The Leap was found via Wiki Camps as it is not in the Camps Australia Wide 8 book. The hotel offers a all night toilet (it’s the men’s toilet during pub hours) and a shower for a small price but only during pub hours as it is locked up within the pub itself. It is appreciated that you buy a beer or dinner at the pub in exchange for a free night. The chips we bought to accompany our steaks were wonderful. They have tried to specify specific camping areas. ie camping & wiz bangers further from the pub and motorhomes and caravans closer. I think it has more to do with the soil under the grass. It does look rather soft and wet weather might be a concern for getting bogged. We are being constantly reminded that we are now in the wet tropics as we travel further north.


The Legend of The Leap

In 1867 settlers had had enough of local Aborigines spearing their cattle for food. One raid in particular caused so much consternation among the farmers that matters came to a head and police got involved. The troopers tracked the natives to the top of the mountain that looms behind the hotel today. From high up near the clouds, a tribeswoman named Kowaha reportedly hurled herself from the sheer cliff face, rather than surrender to authorities. With her baby in her embrace, she leapt from Mt Mandarana and fell to her death far, far below.

Surprisingly, the baby girl survived her and was taken into care by the wife of a trooper. The Leap Baby, as she came to be known, remained in the district until her death in 1928.

Since that fateful day of confrontation the area has become known simply as ‘The Leap’, a place where visitors come to learn of and ponder about the mysteries surrounding events in Mackay’s heart-rending past.

Free Camping in Rockhampton

Who knew you could Free Camp right in the heart of Rockhampton at Kershaw Park.

Image from

Aussie Musing:

We had neglected to take a photo at the campsite!

I think it is awesome that a city such as Rocky would allow free camping right in the middle of the city. In fact it is just across the road from Stockland Shopping Centre.

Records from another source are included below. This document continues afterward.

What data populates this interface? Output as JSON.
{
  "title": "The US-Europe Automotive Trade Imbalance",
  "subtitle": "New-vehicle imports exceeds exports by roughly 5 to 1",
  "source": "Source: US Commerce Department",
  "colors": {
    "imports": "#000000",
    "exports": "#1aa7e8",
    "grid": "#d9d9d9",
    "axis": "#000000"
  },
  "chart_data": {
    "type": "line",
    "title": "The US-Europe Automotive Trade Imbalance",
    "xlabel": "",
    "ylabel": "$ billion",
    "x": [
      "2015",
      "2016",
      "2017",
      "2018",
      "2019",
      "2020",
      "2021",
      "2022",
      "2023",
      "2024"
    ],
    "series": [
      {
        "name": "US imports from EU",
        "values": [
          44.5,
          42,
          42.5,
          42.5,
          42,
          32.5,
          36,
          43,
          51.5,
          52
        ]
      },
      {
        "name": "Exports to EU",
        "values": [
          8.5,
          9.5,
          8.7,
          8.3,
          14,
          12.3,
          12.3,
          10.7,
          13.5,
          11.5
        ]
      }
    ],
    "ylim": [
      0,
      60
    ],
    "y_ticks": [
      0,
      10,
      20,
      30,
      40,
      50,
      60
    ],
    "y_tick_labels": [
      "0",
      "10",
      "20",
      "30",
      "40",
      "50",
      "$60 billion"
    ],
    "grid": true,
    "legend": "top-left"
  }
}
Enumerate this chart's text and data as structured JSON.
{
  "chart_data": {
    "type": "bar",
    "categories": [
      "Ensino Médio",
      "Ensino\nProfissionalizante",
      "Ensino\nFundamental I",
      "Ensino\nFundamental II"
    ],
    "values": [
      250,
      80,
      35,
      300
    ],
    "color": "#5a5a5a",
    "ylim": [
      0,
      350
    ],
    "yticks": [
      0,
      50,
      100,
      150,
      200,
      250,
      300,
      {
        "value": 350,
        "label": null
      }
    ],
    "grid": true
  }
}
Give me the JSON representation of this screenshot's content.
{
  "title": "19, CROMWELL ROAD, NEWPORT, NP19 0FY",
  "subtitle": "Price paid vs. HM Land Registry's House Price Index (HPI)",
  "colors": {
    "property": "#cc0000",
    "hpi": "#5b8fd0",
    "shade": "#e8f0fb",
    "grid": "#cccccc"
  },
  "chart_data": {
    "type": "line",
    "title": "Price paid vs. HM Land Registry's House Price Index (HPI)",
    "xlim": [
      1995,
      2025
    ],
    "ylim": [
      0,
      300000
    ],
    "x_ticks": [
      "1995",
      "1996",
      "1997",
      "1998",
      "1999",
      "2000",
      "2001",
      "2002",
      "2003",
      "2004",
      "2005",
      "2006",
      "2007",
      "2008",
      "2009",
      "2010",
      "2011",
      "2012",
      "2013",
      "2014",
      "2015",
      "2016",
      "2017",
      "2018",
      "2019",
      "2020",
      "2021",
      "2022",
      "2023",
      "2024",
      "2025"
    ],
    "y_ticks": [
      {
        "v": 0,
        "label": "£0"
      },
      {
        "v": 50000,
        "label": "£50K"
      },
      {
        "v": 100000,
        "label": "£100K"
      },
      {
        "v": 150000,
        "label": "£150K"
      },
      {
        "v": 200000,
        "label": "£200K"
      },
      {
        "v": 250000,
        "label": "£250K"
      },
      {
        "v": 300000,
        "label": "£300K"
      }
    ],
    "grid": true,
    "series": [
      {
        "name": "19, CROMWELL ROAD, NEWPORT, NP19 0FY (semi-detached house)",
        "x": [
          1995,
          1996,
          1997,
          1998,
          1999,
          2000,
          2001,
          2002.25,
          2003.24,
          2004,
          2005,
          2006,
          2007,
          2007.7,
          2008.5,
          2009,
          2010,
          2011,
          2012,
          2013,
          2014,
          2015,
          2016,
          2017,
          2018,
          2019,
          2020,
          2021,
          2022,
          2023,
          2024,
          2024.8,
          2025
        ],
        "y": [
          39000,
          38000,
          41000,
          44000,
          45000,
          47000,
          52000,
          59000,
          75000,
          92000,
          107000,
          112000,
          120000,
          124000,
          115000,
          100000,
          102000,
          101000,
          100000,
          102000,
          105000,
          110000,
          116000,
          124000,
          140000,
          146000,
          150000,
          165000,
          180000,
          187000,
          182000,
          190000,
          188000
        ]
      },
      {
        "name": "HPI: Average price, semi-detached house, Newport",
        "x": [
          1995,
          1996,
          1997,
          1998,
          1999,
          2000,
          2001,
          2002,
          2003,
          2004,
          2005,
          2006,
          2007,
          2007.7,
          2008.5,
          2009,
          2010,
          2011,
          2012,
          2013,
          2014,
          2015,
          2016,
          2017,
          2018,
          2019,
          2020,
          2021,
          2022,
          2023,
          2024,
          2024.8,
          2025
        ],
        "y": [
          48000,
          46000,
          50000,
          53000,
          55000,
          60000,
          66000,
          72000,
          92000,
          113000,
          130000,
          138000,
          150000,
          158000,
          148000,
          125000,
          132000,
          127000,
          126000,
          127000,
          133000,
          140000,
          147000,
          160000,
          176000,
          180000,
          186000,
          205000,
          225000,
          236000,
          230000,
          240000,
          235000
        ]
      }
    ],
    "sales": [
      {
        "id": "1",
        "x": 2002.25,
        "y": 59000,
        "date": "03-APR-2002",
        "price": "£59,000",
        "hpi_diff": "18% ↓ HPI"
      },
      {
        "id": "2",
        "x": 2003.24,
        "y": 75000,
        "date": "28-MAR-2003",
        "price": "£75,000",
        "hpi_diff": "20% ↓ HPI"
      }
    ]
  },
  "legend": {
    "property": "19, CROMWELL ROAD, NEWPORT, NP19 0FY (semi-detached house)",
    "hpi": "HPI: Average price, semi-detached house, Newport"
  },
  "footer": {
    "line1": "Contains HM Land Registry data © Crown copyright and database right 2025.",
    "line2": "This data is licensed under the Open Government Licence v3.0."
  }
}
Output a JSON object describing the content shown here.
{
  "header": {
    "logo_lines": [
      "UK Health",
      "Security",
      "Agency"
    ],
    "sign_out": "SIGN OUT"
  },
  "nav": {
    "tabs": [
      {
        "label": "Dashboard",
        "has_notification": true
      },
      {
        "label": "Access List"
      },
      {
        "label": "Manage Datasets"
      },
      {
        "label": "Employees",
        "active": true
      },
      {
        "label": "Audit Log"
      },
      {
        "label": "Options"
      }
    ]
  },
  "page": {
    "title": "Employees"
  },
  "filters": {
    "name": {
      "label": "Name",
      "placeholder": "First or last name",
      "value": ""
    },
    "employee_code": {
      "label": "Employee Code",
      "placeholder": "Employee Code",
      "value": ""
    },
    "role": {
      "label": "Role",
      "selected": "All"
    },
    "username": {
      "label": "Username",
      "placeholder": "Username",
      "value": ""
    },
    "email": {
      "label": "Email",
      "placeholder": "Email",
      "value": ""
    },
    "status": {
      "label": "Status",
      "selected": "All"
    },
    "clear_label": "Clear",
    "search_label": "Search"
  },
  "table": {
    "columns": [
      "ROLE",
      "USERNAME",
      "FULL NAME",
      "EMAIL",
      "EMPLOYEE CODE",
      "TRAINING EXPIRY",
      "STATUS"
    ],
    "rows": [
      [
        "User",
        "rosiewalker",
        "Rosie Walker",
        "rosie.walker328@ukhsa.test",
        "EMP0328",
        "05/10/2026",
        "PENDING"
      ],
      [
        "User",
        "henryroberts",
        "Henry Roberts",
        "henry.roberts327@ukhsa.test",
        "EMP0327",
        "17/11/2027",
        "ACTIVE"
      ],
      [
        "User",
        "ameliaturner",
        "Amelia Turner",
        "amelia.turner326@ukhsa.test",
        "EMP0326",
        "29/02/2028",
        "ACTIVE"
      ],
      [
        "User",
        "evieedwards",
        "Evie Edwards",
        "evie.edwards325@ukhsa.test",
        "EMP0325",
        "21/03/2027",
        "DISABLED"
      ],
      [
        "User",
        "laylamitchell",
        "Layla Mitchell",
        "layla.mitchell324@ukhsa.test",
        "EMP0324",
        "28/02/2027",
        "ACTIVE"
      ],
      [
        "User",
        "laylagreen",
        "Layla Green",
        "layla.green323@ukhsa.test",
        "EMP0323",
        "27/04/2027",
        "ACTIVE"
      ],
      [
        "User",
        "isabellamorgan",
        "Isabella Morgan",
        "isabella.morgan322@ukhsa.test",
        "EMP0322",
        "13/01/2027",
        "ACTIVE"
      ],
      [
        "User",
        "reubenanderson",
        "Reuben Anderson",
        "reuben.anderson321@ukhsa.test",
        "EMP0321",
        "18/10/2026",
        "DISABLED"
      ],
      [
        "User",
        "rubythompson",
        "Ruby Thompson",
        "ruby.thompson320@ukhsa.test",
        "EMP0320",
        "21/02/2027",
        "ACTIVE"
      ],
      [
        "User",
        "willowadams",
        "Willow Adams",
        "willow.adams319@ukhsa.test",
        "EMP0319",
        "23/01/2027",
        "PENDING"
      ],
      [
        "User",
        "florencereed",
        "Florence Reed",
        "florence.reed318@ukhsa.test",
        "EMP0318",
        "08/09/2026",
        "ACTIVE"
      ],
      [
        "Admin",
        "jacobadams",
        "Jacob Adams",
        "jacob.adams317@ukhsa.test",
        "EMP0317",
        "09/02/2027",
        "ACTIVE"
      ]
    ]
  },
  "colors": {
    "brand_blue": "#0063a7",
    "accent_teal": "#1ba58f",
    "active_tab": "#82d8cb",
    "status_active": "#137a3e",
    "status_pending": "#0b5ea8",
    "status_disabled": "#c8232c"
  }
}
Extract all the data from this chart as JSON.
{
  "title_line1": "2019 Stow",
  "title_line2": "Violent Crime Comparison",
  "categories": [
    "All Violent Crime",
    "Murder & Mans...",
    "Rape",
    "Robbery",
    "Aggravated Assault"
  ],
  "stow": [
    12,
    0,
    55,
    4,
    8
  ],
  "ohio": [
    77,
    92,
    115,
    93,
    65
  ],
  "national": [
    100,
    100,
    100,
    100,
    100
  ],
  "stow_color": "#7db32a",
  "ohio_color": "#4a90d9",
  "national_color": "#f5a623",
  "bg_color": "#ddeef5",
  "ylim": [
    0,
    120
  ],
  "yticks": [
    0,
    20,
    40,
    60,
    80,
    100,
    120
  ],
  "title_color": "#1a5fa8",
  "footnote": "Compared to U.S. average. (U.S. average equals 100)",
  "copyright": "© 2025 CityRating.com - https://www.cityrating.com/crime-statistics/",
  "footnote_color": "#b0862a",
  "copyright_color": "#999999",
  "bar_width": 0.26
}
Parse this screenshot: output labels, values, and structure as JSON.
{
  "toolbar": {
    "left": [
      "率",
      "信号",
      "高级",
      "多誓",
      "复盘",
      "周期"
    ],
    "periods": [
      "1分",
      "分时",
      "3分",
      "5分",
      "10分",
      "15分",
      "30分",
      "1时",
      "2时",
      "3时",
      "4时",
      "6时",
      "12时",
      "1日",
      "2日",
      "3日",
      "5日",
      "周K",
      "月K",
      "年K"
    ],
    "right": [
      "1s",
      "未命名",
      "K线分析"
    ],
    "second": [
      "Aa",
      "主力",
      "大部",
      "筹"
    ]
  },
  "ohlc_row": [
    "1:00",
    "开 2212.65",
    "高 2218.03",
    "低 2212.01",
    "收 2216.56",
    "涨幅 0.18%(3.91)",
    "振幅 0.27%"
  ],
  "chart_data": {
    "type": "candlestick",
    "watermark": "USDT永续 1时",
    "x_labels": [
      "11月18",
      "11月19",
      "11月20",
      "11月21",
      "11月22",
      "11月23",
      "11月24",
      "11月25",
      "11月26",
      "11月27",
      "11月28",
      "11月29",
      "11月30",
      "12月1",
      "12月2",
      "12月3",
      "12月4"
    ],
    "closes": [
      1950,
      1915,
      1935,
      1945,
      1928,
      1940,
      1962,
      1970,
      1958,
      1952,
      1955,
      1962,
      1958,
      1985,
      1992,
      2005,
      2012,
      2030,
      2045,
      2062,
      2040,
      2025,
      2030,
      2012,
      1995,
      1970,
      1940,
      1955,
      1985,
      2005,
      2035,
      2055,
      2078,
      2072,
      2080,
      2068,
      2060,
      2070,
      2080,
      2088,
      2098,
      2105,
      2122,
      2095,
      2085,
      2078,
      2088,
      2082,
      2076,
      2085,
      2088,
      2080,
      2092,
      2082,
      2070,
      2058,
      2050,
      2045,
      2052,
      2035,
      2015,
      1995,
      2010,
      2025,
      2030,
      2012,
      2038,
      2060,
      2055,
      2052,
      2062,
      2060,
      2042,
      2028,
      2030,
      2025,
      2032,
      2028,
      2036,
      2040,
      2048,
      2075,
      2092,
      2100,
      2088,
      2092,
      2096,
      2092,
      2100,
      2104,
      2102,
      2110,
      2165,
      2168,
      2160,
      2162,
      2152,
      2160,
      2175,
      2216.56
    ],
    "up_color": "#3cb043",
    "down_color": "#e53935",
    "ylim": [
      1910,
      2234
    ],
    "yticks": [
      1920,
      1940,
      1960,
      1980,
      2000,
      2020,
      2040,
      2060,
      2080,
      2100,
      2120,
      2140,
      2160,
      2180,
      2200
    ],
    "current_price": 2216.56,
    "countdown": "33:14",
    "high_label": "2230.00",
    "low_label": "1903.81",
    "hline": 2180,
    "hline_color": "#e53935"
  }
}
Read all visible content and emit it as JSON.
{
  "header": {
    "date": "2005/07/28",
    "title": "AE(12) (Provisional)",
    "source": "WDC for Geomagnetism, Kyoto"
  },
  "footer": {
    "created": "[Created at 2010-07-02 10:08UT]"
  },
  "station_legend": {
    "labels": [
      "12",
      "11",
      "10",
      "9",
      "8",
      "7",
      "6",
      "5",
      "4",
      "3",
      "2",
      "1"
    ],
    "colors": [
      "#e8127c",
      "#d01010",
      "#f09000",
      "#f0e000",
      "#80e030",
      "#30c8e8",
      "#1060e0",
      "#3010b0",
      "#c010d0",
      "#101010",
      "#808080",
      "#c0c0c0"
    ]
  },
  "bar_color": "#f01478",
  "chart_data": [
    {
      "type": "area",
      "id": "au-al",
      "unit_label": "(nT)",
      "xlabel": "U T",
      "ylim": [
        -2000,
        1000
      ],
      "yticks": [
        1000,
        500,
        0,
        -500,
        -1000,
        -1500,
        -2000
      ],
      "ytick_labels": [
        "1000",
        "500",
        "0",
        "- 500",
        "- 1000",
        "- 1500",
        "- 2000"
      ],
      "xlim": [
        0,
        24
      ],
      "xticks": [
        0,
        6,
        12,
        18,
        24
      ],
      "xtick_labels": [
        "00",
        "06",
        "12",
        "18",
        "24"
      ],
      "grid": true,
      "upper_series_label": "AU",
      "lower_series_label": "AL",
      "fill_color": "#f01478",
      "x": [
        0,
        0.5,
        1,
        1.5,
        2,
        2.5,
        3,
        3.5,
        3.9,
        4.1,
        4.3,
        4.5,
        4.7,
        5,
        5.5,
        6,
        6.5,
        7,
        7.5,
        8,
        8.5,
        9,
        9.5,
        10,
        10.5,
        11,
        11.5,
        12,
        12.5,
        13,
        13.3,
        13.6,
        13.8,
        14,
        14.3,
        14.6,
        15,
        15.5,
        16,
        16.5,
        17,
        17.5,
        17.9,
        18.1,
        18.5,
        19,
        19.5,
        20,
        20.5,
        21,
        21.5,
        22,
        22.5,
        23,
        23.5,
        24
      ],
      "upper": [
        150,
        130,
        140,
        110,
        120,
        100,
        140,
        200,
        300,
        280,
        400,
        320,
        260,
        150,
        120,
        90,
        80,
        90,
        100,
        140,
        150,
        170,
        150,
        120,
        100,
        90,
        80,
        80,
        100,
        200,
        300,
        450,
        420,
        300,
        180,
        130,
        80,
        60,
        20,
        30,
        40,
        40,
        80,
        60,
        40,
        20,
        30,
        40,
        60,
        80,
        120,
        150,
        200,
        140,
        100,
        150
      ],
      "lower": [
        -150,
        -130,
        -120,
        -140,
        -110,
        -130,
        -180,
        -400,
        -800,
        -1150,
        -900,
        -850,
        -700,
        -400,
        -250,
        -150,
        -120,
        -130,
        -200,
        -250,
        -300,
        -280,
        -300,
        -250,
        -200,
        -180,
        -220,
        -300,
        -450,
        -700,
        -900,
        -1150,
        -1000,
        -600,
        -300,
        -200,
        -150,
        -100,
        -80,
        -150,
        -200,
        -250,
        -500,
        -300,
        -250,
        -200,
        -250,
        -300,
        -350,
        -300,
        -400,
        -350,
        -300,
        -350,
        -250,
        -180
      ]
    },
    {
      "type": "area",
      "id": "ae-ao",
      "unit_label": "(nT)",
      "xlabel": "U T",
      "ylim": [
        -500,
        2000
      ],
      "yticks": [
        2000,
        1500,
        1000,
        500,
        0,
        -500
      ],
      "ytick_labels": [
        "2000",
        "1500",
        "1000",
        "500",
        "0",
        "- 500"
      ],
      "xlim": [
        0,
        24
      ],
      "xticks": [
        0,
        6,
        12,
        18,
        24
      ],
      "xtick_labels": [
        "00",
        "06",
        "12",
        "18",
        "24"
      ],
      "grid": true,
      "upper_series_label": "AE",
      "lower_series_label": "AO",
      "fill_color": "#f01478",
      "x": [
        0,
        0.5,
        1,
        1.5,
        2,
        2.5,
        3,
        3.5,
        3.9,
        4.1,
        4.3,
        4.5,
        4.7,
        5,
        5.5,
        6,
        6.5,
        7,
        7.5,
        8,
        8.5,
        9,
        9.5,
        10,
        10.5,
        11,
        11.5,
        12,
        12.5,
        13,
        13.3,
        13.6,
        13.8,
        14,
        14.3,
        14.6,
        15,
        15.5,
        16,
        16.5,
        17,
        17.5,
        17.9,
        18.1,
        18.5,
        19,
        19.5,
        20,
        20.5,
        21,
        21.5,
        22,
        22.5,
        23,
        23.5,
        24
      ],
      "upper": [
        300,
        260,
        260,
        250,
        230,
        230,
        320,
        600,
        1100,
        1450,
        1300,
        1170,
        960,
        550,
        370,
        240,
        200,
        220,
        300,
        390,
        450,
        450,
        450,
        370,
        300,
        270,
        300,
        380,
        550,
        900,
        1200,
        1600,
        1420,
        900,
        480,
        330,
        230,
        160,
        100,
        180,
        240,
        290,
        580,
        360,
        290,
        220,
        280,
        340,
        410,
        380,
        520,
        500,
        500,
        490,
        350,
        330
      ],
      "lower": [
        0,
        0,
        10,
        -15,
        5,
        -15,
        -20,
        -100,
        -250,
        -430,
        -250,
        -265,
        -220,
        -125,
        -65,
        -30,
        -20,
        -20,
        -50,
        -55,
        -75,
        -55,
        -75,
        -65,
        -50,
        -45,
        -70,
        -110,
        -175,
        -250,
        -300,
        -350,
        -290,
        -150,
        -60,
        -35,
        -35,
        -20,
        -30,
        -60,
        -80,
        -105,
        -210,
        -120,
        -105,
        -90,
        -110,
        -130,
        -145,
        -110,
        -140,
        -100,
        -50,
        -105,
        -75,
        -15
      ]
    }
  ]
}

We also had the advantage of meeting up with long time friends Sue & Peter, whom we haven’t seen for ages. They used to live us back home, until they moved to Coffs. It is so great to have this time to catch up.

After a quick settle in, we had a cuppa with Peter and Sue and I took a wander over to the shopping centre looking for a restaurant for the 4 of us to go to later that night as they had to be moving on early the next morning. As it was we decided to hop in the car and drive to a Thai restaurant in a neighbouring suburb.

Emu Park

It has become a tradition that we have bacon and eggs on the first morning at a new location if we are going to stay there a few days. So after our scrumptious breakfast we took the car to the Tourist Information Centre to seek advice of what to see in the area. We decided to take a scenic trip out to the seashore via Emu Park where we had a delightful picnic lunch on the headland at Wreck Point and then onto Yeppoon which is another pretty inlet.